金融機関が設備投資資金の返済財源に確証が得られないゆえんである。長期安定資金としての社債、優先株に転換可能な病院債などの債券市場の育成が期待される。今回、石原都知事が中小企業やベンチャー向けの債券市場を東京に作る公約を掲げた点に注目し、高く評価したい。株式会社の社債発行については、九十三年の商法改正で、社債発行額の上限規制廃止、「社債管理会社」の設置など大改正が行われた。しかし、原則として上場会社を対象とし、中小企業は利用困難であった。東京都が債券市場を育成する場合、保証制度や社債管理会社の支援をすることになろう。
現行法でも、有限会社や医療法人の発行する債券も商法が予定する社債契約と同一、又は類似の内容を持つ契約をなすことはできる。
医療法上、限度内であれば医療法人は病院債を発行できる。利息の支払が医療法人の配当禁止規定に触れるのではないかとする論もあるが、社債が株式と類似している資金調達であっても違反ではない。しかし、出資法に抵触しないよう不特定かつ五十人を超える人からの資金の受け入れは、当面できないことになっているから流通性は難しい。これは広く普及している学校債と同じ扱いである。

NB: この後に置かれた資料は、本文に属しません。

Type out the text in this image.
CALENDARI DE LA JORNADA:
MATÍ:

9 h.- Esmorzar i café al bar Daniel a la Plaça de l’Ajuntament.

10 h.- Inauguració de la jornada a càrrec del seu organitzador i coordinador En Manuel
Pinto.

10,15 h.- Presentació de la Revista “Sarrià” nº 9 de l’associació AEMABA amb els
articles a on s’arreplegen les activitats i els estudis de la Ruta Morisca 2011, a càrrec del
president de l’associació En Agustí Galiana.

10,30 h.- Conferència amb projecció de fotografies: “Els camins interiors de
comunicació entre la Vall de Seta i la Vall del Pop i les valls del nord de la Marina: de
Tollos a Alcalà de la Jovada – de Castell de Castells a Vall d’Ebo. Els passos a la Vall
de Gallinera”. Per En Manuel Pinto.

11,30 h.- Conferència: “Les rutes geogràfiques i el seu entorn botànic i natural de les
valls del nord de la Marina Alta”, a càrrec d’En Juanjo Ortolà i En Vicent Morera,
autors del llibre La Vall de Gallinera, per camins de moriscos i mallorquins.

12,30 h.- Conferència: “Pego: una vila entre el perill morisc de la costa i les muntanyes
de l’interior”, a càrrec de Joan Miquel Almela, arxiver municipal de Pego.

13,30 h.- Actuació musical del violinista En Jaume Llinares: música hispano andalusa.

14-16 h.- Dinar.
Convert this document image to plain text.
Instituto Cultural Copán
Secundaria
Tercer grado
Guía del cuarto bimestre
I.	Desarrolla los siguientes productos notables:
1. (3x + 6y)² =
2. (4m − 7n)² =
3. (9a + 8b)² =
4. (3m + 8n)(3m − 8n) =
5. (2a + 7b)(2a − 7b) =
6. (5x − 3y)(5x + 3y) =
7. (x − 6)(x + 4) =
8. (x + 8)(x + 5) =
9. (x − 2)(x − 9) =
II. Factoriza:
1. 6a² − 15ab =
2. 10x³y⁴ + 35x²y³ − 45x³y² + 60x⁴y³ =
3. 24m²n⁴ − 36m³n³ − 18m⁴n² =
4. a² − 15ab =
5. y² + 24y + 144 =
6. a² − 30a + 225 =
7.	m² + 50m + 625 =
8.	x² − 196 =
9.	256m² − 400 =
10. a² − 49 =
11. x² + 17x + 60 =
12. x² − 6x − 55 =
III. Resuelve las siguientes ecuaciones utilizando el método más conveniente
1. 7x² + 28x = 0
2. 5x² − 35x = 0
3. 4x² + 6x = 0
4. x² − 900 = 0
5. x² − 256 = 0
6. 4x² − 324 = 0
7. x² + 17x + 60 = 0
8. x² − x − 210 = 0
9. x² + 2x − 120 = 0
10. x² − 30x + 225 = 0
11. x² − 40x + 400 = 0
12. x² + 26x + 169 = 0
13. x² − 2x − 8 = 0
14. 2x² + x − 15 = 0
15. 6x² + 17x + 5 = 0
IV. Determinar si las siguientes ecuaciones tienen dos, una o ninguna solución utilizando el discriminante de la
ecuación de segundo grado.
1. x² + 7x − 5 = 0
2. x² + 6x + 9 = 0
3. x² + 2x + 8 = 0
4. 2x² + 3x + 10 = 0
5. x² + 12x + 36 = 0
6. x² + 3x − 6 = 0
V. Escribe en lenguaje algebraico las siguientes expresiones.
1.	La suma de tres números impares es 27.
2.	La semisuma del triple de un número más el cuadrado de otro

医療法人について市場性ある社債(病院債)の発行が認められる見込みが出てきた。流通市場が東京都や社会福祉医療事業団などの協力得て整備されることが期待される。
一億円以上の大口や五十口未満の起債について東京都や審査能力の優れている社会福祉医療事業団が保証する制度が現実的といえる。債権購入者に不測の事態が起きないよう、また、購入しやすいように、発行病院は社会的責任を自覚し、・財務内容の公開・外部監査の受け入れ・二千床以上の規模となるよう中小病院が共同して起債することなどが考えられてよい。
特定医療法人などは非同族経営で資本の論理が排除されているので、投資リスクがほとんどなく優先的に起債可能となろう。投資家にとっても病院は倒産の割合が最も少ない業種であり、確定利息が電力債以上に有利となるなら魅力的な債券市場として発展していくだろう。